2. Clark County firefighters. These guys are a perennial lock for this list every year, what with their previous refusals to make salary concessions as social services were cut back. But this year’s fleecing of taxpayers was downright sick.
County management uncovered significant sick-leave abuse within the Fire Department. Some firefighters used sick leave to take vacations, and some coordinated their sick time months in advance to boost overtime wages for themselves and their colleagues. Far from fostering a department culture of frugality while taxpayers and businesses were struggling to survive the economic downturn, firefighters gamed the system to take you for all they could.
The biggest indicator sick-leave abuse was widespread: Firefighters’ use of sick leave has dropped significantly since the county caught on to the abuse and disclosed it.
Talk about getting hosed.
1. John Oceguera. The Assembly speaker is the clear pick for No. 1. The champion of public-sector unions would have made the list with just one good skinning of the public. Instead, he soaked us three times!
First, while leading the Democratic majority in cries for higher taxes to fund supposedly cash-starved state services, Oceguera spent more than $60,000 to build a gym inside the Legislative Building and add a conference room to his office. During a recession, apparently it was too much to ask busy lawmakers and staff to pay $10 a month for their own gym membership — assuming they want to work out in the first place.

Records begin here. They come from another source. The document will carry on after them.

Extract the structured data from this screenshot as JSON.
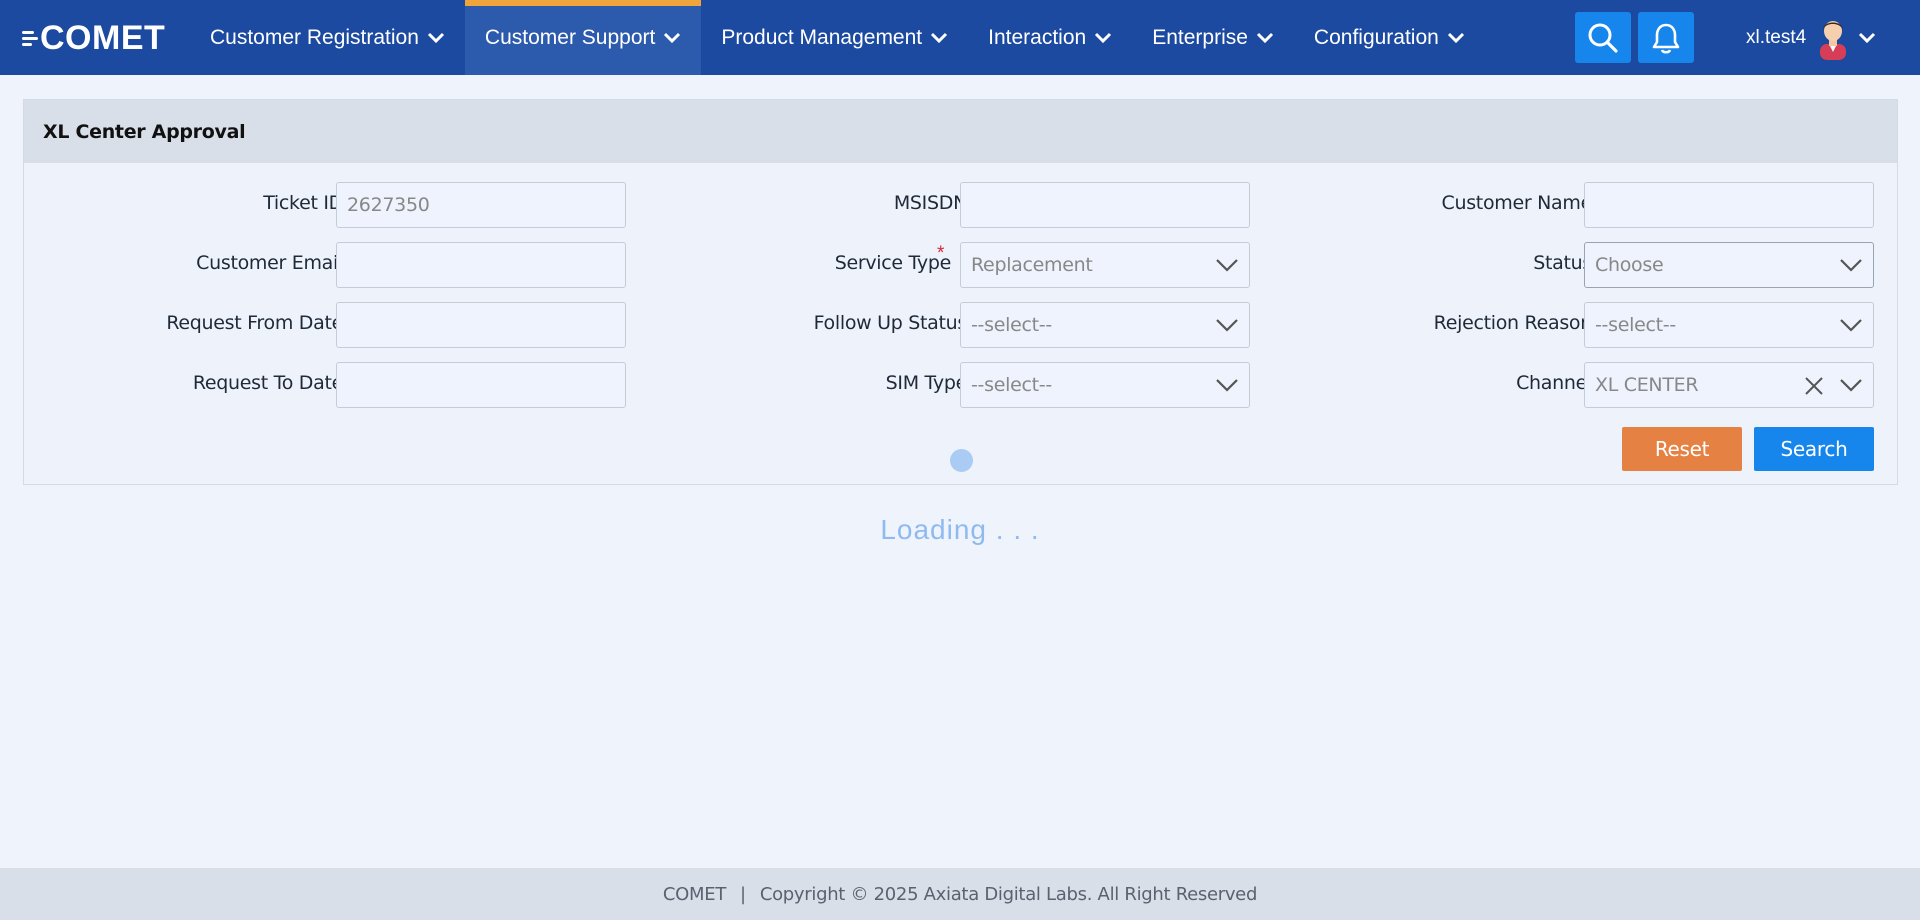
{
  "app": {
    "logo_text": "COMET"
  },
  "nav": {
    "items": [
      {
        "label": "Customer Registration",
        "active": false
      },
      {
        "label": "Customer Support",
        "active": true
      },
      {
        "label": "Product Management",
        "active": false
      },
      {
        "label": "Interaction",
        "active": false
      },
      {
        "label": "Enterprise",
        "active": false
      },
      {
        "label": "Configuration",
        "active": false
      }
    ],
    "username": "xl.test4",
    "accent_color": "#f0a53c",
    "bar_color": "#1b4aa0"
  },
  "panel": {
    "title": "XL Center Approval",
    "fields": {
      "ticket_id": {
        "label": "Ticket ID",
        "value": "2627350"
      },
      "msisdn": {
        "label": "MSISDN",
        "value": ""
      },
      "customer_name": {
        "label": "Customer Name",
        "value": ""
      },
      "customer_email": {
        "label": "Customer Email",
        "value": ""
      },
      "service_type": {
        "label": "Service Type",
        "required_mark": "*",
        "value": "Replacement"
      },
      "status": {
        "label": "Status",
        "value": "Choose"
      },
      "request_from_date": {
        "label": "Request From Date",
        "value": ""
      },
      "follow_up_status": {
        "label": "Follow Up Status",
        "value": "--select--"
      },
      "rejection_reason": {
        "label": "Rejection Reason",
        "value": "--select--"
      },
      "request_to_date": {
        "label": "Request To Date",
        "value": ""
      },
      "sim_type": {
        "label": "SIM Type",
        "value": "--select--"
      },
      "channel": {
        "label": "Channel",
        "value": "XL CENTER"
      }
    },
    "buttons": {
      "reset": "Reset",
      "search": "Search"
    }
  },
  "loading_text": "Loading . . .",
  "footer": {
    "brand": "COMET",
    "separator": "|",
    "copyright": "Copyright © 2025 Axiata Digital Labs. All Right Reserved"
  }
}
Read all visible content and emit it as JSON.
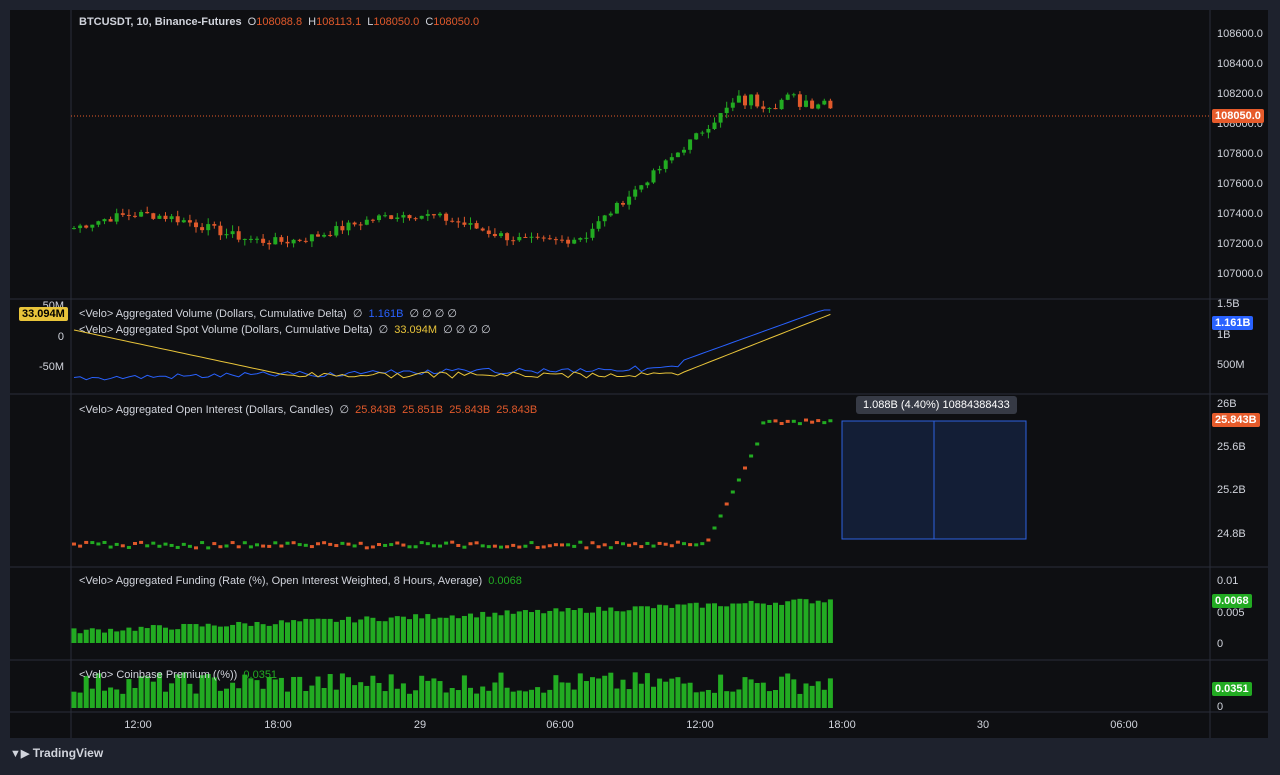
{
  "app": {
    "brand": "TradingView"
  },
  "colors": {
    "up": "#26a69a",
    "upGreen": "#22ab22",
    "down": "#e0592b",
    "price_line": "#e65b2b",
    "cum_delta": "#2962ff",
    "spot_delta": "#e8c43a",
    "measure": "#2d62e0"
  },
  "panes": {
    "price": {
      "symbol": "BTCUSDT, 10, Binance-Futures",
      "o_label": "O",
      "o": "108088.8",
      "h_label": "H",
      "h": "108113.1",
      "l_label": "L",
      "l": "108050.0",
      "c_label": "C",
      "c": "108050.0",
      "last": "108050.0",
      "scale": [
        "108600.0",
        "108400.0",
        "108200.0",
        "108000.0",
        "107800.0",
        "107600.0",
        "107400.0",
        "107200.0",
        "107000.0"
      ]
    },
    "volume": {
      "line1_name": "<Velo> Aggregated Volume (Dollars, Cumulative Delta)",
      "line1_sym": "∅",
      "line1_value": "1.161B",
      "line1_rest": "∅ ∅ ∅ ∅",
      "line2_name": "<Velo> Aggregated Spot Volume (Dollars, Cumulative Delta)",
      "line2_sym": "∅",
      "line2_value": "33.094M",
      "line2_rest": "∅ ∅ ∅ ∅",
      "left_scale": [
        "50M",
        "0",
        "-50M"
      ],
      "left_badge": "33.094M",
      "right_scale": [
        "1.5B",
        "1B",
        "500M"
      ],
      "right_badge": "1.161B"
    },
    "oi": {
      "name": "<Velo> Aggregated Open Interest (Dollars, Candles)",
      "sym": "∅",
      "v1": "25.843B",
      "v2": "25.851B",
      "v3": "25.843B",
      "v4": "25.843B",
      "scale": [
        "26B",
        "25.6B",
        "25.2B",
        "24.8B"
      ],
      "badge": "25.843B",
      "measure_label": "1.088B (4.40%) 10884388433"
    },
    "funding": {
      "name": "<Velo> Aggregated Funding (Rate (%), Open Interest Weighted, 8 Hours, Average)",
      "value": "0.0068",
      "scale": [
        "0.01",
        "0.005",
        "0"
      ],
      "badge": "0.0068"
    },
    "premium": {
      "name": "<Velo> Coinbase Premium ((%))",
      "value": "0.0351",
      "scale": [
        "0"
      ],
      "badge": "0.0351"
    }
  },
  "time_axis": [
    "12:00",
    "18:00",
    "29",
    "06:00",
    "12:00",
    "18:00",
    "30",
    "06:00"
  ]
}
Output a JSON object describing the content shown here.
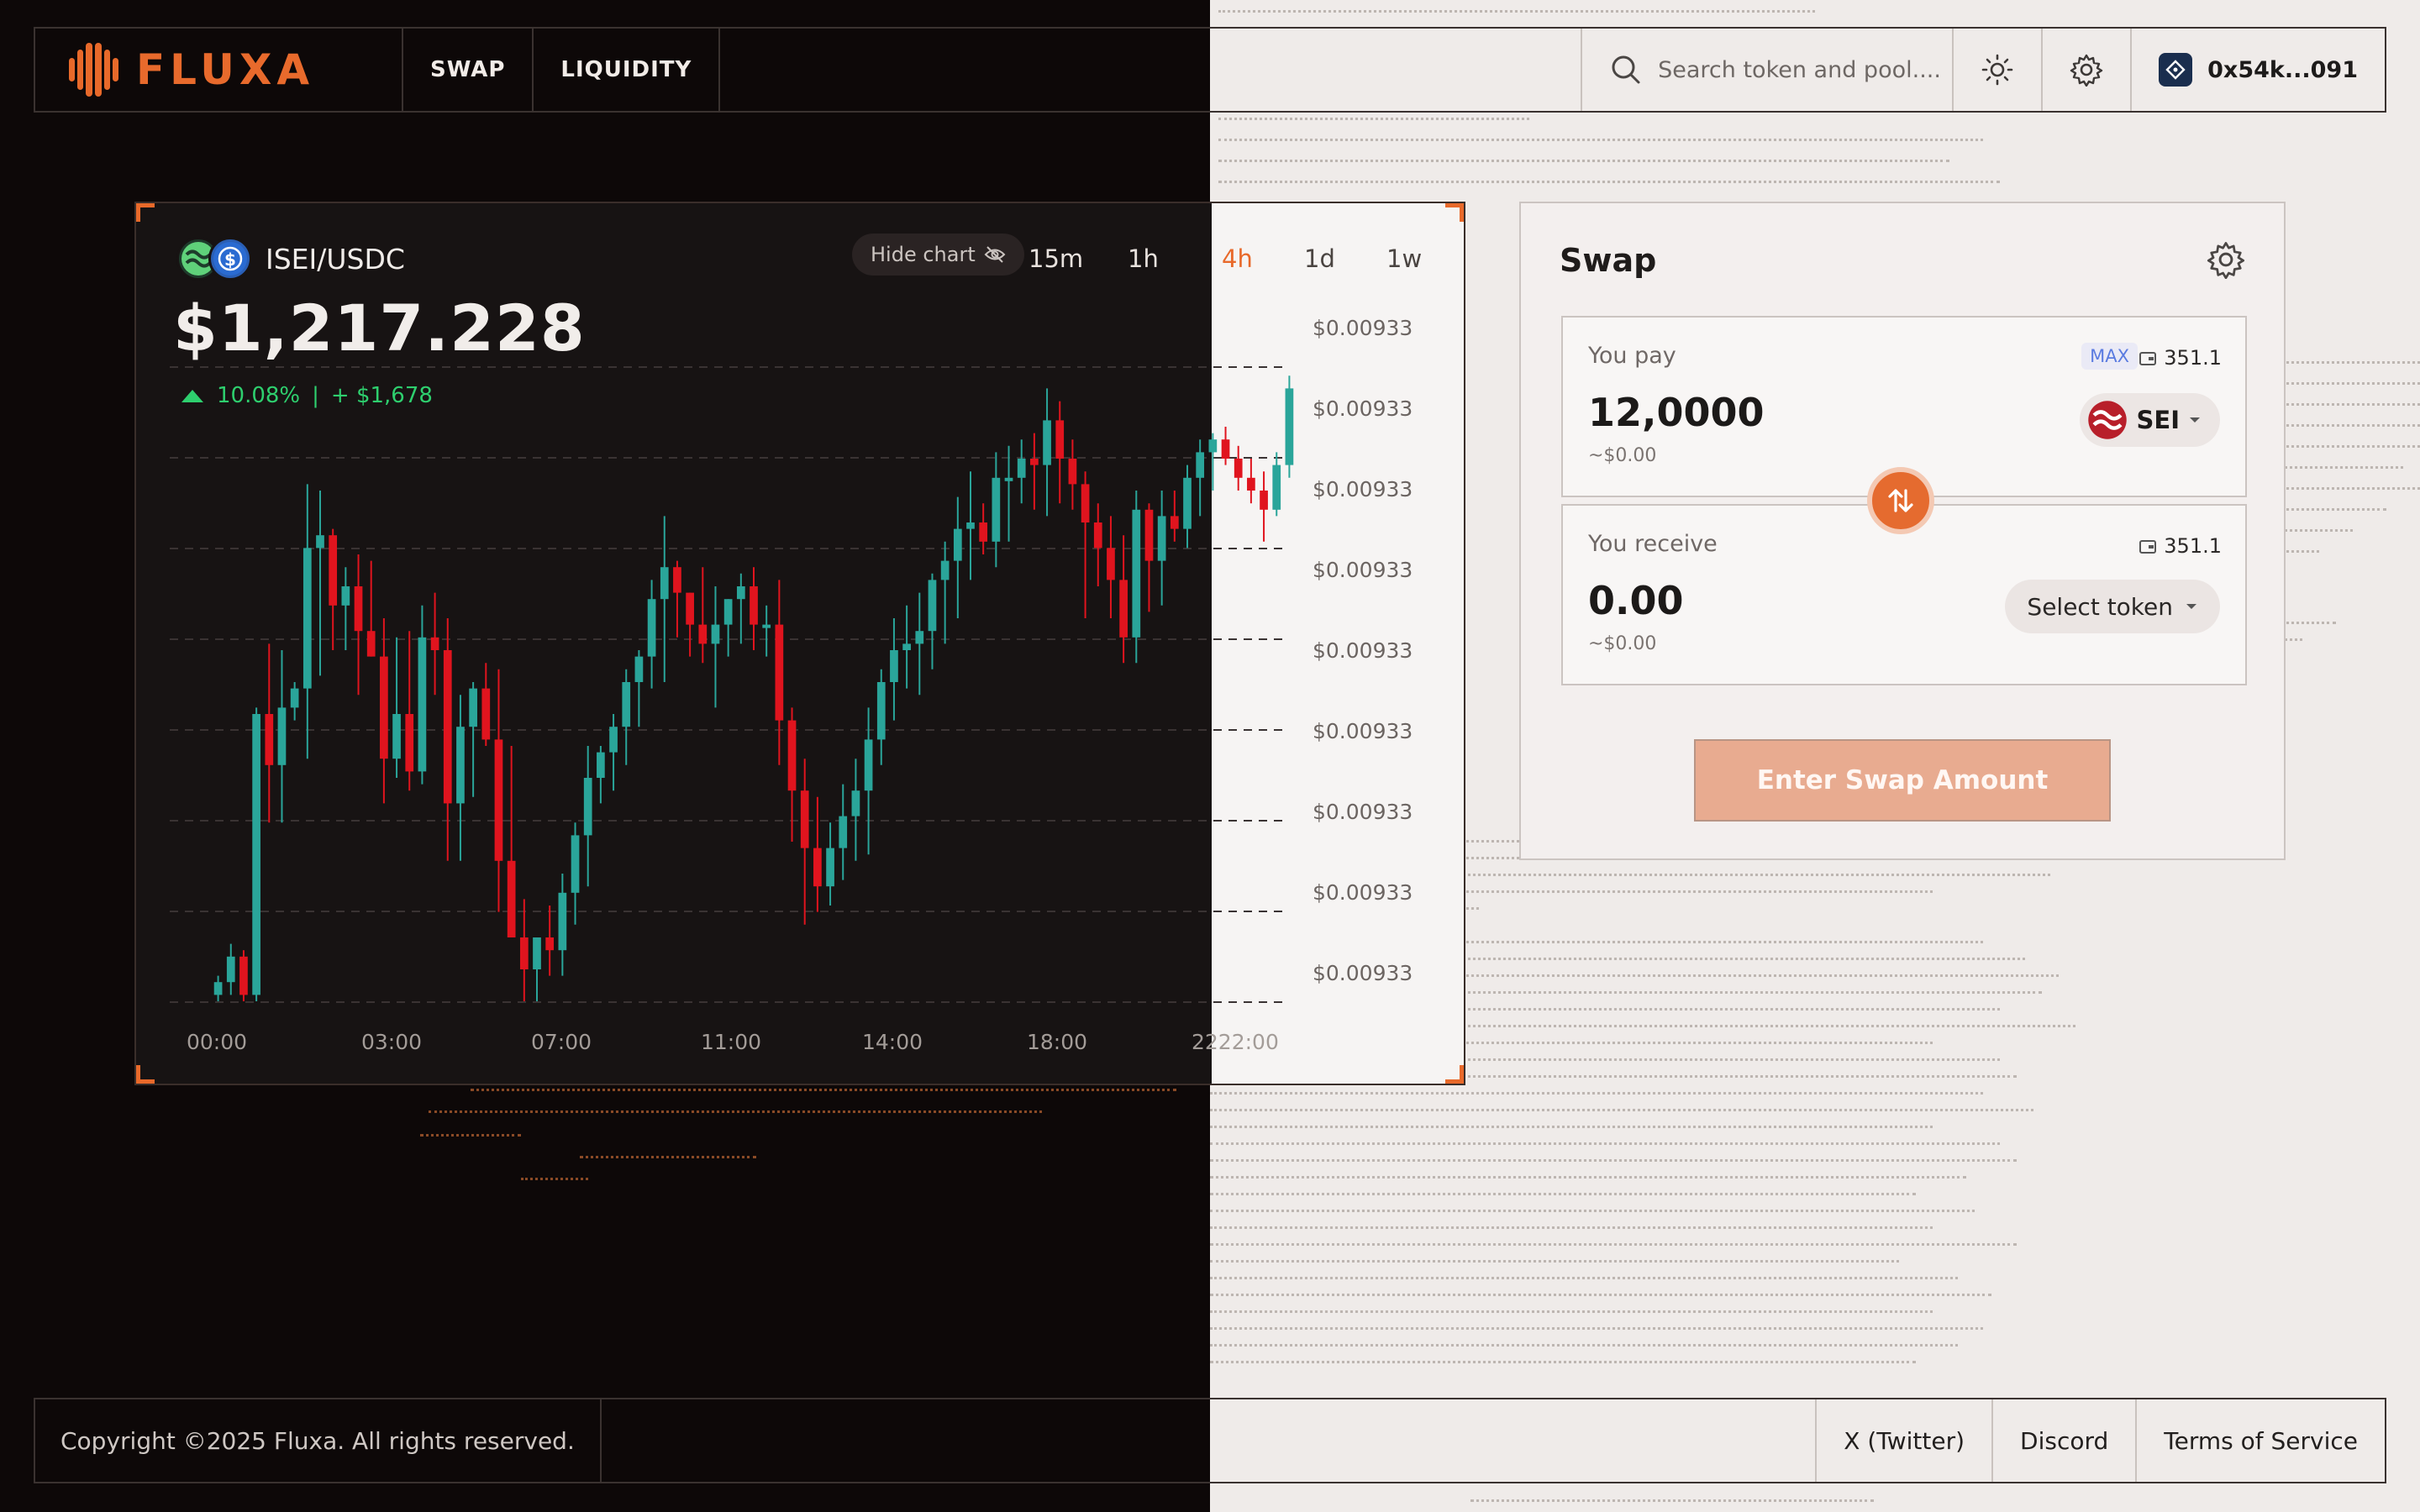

Second, Oceguera double-dipped from his job as North Las Vegas assistant fire chief, collecting a salary from the Fire Department for hours he didn’t work while he was in Carson City drawing his legislative salary. He insisted he had done nothing wrong. Then, once caught by yours truly and the Nevada Policy Research Institute, he played dumb before refunding the public his ill-gotten pay after the 2011 session.
Third, as assistant fire chief, Oceguera helps oversee a department that is literally burning through its overtime budget. The North Las Vegas City Council budgeted $933,000 for firefighter overtime for the entire fiscal year, and the department had spent almost $740,000 of it through just the first quarter.
With runaway spending like that, where does Oceguera think he is? Washington?
Oh, that’s right. Oceguera is running for Congress next year, in the 3rd District against Republican Joe Heck.
One, two, John is coming for you. Three, four, better lock your door. Five, six, grab your crucifix. Seven, eight, gonna stay up late. Nine, ten, never sleep again.